Subsidiair betoogt eiseres indeling onder post 8537 1098 99 omdat sprake is van een besturingstoestel zonder programmeerbaar geheugen. De primaire functie van het laadstation is het opladen van elektrische voertuigen, waarbij het meten van stroomverbruik en het verzenden van deze gegevens via Bluetooth, WiFi en/of 4G geen programmeerbare functie vertegenwoordigt. De gegevens die worden verzonden zijn enkel meetgegevens en deze worden niet lokaal opgeslagen of geprogrammeerd in het laadstation zelf. Een apparaat met een programmeerbaar geheugen moet zelfstandig in staat zijn om nieuwe gegevens en programma’s te verwerken en op te slaan zonder externe input, waardoor het apparaat zijn werking kan aanpassen of nieuwe functies kan leren. Het laadstation voldoet hier niet aan, aangezien alle aanpassingen en updates extern worden ingevoerd en het laadstation zelf geen nieuwe gegevens of programma’s autonoom kan verwerken of opslaan. De functionaliteiten die verweerder aanhaalt, zoals loadmanagement, geplande laadsessies en firmware updates, worden allemaal aangestuurd of gecontroleerd door externe apparaten (mobiele telefoons of computers) en niet door het laadstation zelf.

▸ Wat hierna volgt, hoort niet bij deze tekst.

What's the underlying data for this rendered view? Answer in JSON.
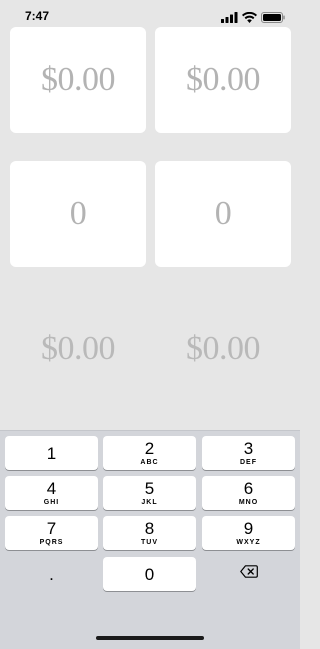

Eiseres concludeert tot gegrondverklaring van het beroep, vernietiging van de uitspraak op bezwaar en vernietiging van de bti en verzoekt de rechtbank verweerder te veroordelen tot vergoeding van de proceskosten op basis van het forfait.

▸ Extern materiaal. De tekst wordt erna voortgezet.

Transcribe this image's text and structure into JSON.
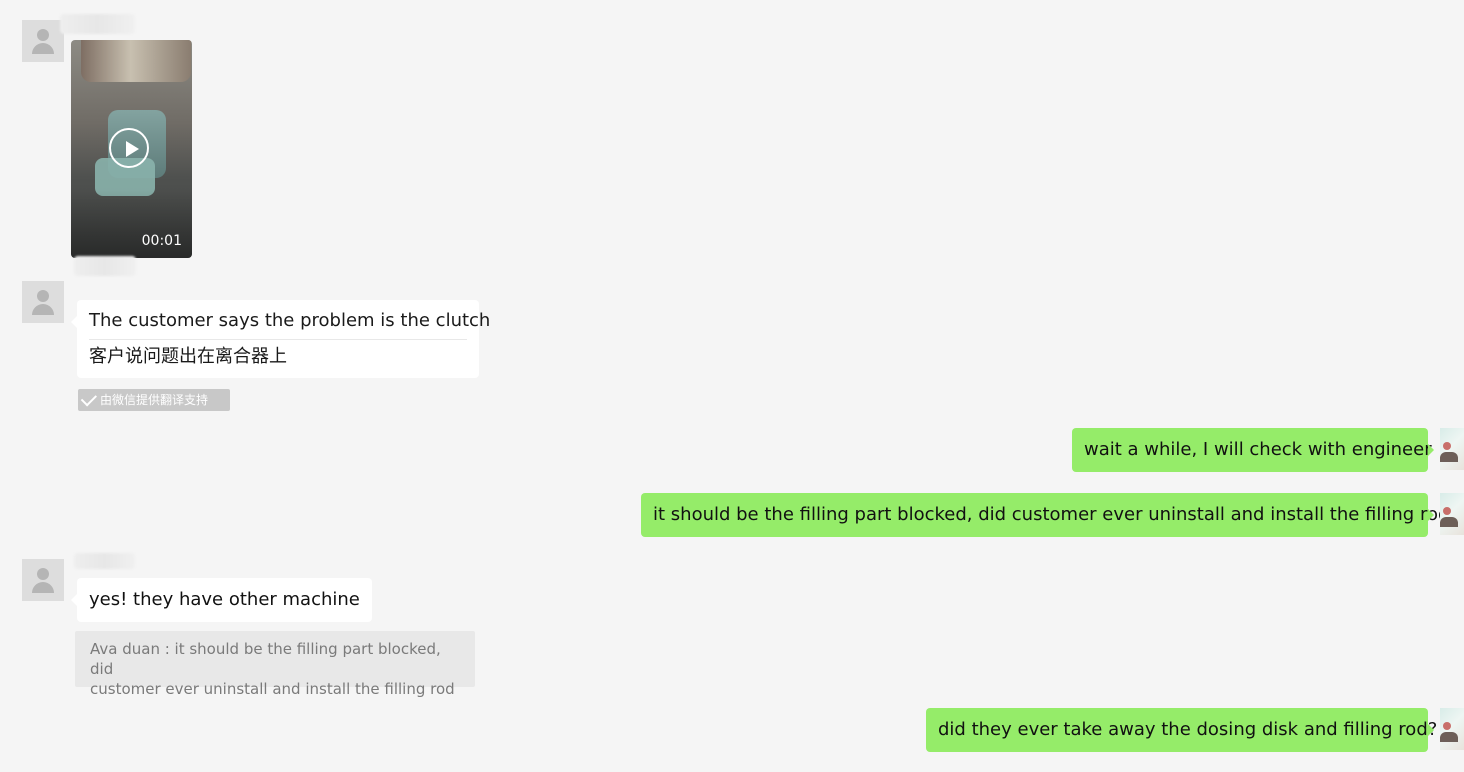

6. Verweerder betoogt primair indeling onder Taric-code 8537 1091 99 omdat het gaat om een besturingstoestel met programmeerbaar geheugen. Het laadstation beschikt standaard over een Ethernet-poort, WiFi en Bluetooth. Optioneel kan de laadunit worden uitgebreid met 4G-verbinding. Doordat het laadstation aan het internet verbonden is kan de installateur het laadstation configureren via een app op een smartphone, tablet of computer. De gebruiker kan via een app de lader aan/uitschakelen, een laadsessie plannen en de status van de laadsessie bekijken en de software updaten. Zo heeft het oplaadsysteem van eiseres onder andere de mogelijkheid om een starttijdstip in te stellen via de app of de Cloud. Die functie betekent naar de mening van verweerder dat het laadstation programmeerbaar is. Of deze software nou in een Cloud zit of in het laadstation , is niet relevant. Verder is het dankzij het digitale platform van eiseres mogelijk om het laadstation op afstand te monitoren, eventuele problemen te verhelpen en remote updates te distribueren. Kortom, de firmware die in het laadstation zit, het brein van het laadstation , is wel degelijk programmeerbaar. Subsidiair betoogt verweerder indeling onder GN-onderverdeling 8537 1098, en indien er een Taric-code moet worden afgegeven Taric-code 8537 1098 99.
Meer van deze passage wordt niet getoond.